I am a newbie in Write Combine subject. I am measuring a burst IO write performance via mmap on 64 bit Linux and try to understand the WC issue on the IO memory write. I have several basic questions about WC use for this purpose.
The following is my example test setup for a burst write with Write Combine mode enabled:
1. The device driver set IO memory region using ioremap_wc (MTRR). This IO memory is the non prefetchable region. The PAT can be set with write combine or non cached flag.
2. The device driver provides mmap operation for the user space so that the user app can access IO memory, which is resided in the PCIe device, with _mm256_stream_si256.
3. The user program is keep writing 64/24 bytes data streams into IO memory and the data regions are well aligned in 64/24 byte boundary.
4. When the user app writes a 64 bytes burst data into IO memory, it will be called a non temporal instruction _mm256_stream_si256.
5. The CPU, i5 / i7, has 10 WC buffers that are 64 bytes size long per each WC buffer.
6. If possible, want to avoid the use of memory barriers that will degrade a performance of IO burst write operation.
Here are my basic questions regarding
1. Since _mm256_stream_si256 is a non temporal instruction, it cause a weak ordering. If this IO memory region is assigned as a write only, is this really cause a reordering on PCIe write transaction?
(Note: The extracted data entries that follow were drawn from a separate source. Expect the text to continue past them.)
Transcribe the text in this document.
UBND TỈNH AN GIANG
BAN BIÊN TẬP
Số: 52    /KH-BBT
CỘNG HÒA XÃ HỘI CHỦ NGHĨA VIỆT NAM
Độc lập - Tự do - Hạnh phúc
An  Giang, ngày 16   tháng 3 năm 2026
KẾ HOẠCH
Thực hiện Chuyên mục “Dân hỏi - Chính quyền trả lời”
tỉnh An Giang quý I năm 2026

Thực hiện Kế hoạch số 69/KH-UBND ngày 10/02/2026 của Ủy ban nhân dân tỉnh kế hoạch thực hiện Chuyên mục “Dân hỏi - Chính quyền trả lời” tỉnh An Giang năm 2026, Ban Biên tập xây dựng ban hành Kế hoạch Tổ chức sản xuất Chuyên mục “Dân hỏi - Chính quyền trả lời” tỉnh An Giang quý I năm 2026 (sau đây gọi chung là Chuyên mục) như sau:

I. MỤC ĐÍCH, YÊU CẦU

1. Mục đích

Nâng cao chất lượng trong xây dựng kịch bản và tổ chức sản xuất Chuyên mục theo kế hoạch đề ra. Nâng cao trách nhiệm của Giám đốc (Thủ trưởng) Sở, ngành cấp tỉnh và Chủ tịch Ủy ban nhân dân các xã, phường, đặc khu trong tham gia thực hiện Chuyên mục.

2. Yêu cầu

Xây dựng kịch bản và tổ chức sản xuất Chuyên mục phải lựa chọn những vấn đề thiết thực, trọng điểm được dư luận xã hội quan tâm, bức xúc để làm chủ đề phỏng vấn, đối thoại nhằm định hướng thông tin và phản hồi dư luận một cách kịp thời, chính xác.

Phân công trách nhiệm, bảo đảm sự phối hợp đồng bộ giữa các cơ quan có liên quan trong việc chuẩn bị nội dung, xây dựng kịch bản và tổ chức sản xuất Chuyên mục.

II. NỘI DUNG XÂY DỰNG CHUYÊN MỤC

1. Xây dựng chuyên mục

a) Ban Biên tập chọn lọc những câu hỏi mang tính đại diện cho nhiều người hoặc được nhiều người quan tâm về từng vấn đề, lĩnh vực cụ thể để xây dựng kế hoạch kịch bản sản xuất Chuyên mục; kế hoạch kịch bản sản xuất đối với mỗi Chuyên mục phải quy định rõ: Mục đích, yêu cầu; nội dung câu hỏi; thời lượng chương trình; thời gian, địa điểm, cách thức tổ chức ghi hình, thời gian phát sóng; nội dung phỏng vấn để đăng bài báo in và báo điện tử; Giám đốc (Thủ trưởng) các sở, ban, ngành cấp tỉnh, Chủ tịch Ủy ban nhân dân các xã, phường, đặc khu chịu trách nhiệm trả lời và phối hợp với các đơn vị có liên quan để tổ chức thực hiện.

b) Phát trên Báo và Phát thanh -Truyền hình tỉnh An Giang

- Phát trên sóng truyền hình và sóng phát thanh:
When this can be happened? Can I have an example that cause a reordering in this scenario? Assume that the burst write IO memory address are incrementally changed in 64 bytes aligned value if 64 bytes burst write is called and in 24 bytes aligned value if 24 bytes burst write is called.
2. If two _mm256_stream_si256 instructions are used for 64 bytes burst write, what size of atomicity can it be guaranteed?
3. If memcpy or pointer operations is used instead of _mm256_stream_si256 function call, does this cause more chance to have a reordering and less chance of to have a write combining?
4. Is a memory barrier use a non avoidable in order to eliminate the out of order issue on PCIe transactions?
5. For PAT setup, does the IO burst write, on user app through mmap, give the same effect whether it is set a write combine or a non cached flag on?